First and foremost, children who go through a divorce feel a great sense of loss. Even if a parent is involved still with the child, the parent is still not physically present as much as they were in the past. In addition, Children who go through a divorce often face issues with self esteem. In a divorce, children are also affected in the area of security. Fears that both parents will abandon the child are common, as are fears about what will happen to them next. In addition, the absence of one of their parents can make the child feel extremely lonely.

Children who go through a divorce sometimes believe that they are responsible for the divorce. They might have overheard their parents arguing about something, and mistakenly think that it was the child that they were arguing about. At other times, children might see divorce as a form of punishment; they believe that they must have done something wrong for mommy or daddy to not want to live with them anymore.

If a child custody arrangement is difficult or nasty, a child will often feel as though they are at the center of the dispute. Indeed, because most people believe that their children are their most precious possession, a fight for custody can be extremely heated, and very emotional; this emotion carries over onto the child.

In some cases, parents try to use a child or children as a sort of a pawn in a game with their former spouse. In these instances, a child’s self worth is severely damaged, and the child is also more likely to feel responsible for the divorce.

They may believe that they themselves caused the divorce, or that they did something wrong that made mommy and/or daddy want to not be with them.

A divorce affects a family’s structure and operating procedures. In some cases, a divorce will mean that a child literally loses a parent, only to see them once or twice in a year, or even less. This can also cause a child to lose contact with the family of the non-custodial parent, as the child may be less and less likely to see those grandparents, uncles, aunts, or cousins. Basic logistics, such as holidays, birthday parties, and school activities are also affected by a divorce.

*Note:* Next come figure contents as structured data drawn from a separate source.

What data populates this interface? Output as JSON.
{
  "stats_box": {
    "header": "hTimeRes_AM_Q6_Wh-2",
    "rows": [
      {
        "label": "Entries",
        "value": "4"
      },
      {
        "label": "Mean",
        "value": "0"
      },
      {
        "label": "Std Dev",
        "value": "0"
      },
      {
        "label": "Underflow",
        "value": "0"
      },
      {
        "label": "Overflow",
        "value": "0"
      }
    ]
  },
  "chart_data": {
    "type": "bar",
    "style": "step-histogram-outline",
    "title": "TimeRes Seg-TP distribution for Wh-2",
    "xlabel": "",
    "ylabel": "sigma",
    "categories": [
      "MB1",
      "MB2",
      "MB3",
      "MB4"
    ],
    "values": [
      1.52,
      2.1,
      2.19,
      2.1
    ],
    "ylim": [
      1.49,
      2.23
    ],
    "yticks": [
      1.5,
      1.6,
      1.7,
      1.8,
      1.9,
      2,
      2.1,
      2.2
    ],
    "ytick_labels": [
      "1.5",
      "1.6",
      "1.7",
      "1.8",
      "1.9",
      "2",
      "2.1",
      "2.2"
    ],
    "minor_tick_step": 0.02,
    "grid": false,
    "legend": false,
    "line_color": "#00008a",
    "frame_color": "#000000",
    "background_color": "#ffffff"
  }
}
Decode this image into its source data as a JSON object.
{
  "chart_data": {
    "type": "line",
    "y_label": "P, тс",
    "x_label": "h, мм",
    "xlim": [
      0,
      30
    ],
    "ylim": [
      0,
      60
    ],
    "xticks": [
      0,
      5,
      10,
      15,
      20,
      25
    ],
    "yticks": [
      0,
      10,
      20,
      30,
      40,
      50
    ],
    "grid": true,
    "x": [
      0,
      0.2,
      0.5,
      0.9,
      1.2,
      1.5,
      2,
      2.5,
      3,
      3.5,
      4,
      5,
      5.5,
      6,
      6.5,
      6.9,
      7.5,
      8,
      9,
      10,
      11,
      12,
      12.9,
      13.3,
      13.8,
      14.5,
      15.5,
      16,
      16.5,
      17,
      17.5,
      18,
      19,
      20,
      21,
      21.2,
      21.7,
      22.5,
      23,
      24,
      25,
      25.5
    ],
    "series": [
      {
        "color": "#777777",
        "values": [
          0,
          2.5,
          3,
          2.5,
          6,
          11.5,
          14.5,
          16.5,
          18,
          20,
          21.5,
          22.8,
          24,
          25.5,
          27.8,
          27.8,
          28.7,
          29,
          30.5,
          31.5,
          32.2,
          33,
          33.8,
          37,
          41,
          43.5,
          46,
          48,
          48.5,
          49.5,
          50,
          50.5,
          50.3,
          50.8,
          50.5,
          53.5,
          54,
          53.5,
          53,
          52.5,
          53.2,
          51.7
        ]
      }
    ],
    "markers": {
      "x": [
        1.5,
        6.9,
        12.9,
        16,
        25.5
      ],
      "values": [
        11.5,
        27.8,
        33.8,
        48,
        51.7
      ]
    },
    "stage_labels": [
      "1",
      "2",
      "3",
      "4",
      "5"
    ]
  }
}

Some of the ways that a child who has been affected by a divorce might express these difficulties can include:

– large amounts of anger, directed both toward others and themselves
– frequent breaking of rules
– drug and/or alcohol abuse
– destructive behavior
– frequent guilt
– problems with defiance
– increasing isolation or withdrawal from friends and family
– thoughts of suicide or violence
– increased or early sexual activity
– a failure to acknowledge responsibility

Some children are affected more by divorce than others. However, all children will be affected by a divorce. The things that parents do and dont do will greatly impact exactly how much a child is affected by the divorce. In addition, the child’s gender, age, psychological health, and maturity will also all affect how a divorce impacts a child.

Divorce will not be easy for a parent; but a parent is a grown adult who has (hopefully) mastered coping skills. Children, on the other hand, are not necessarily as prepared as an adult in this regard. If you are going through a divorce and have children, you need to make the way that the divorce affects them your top priority.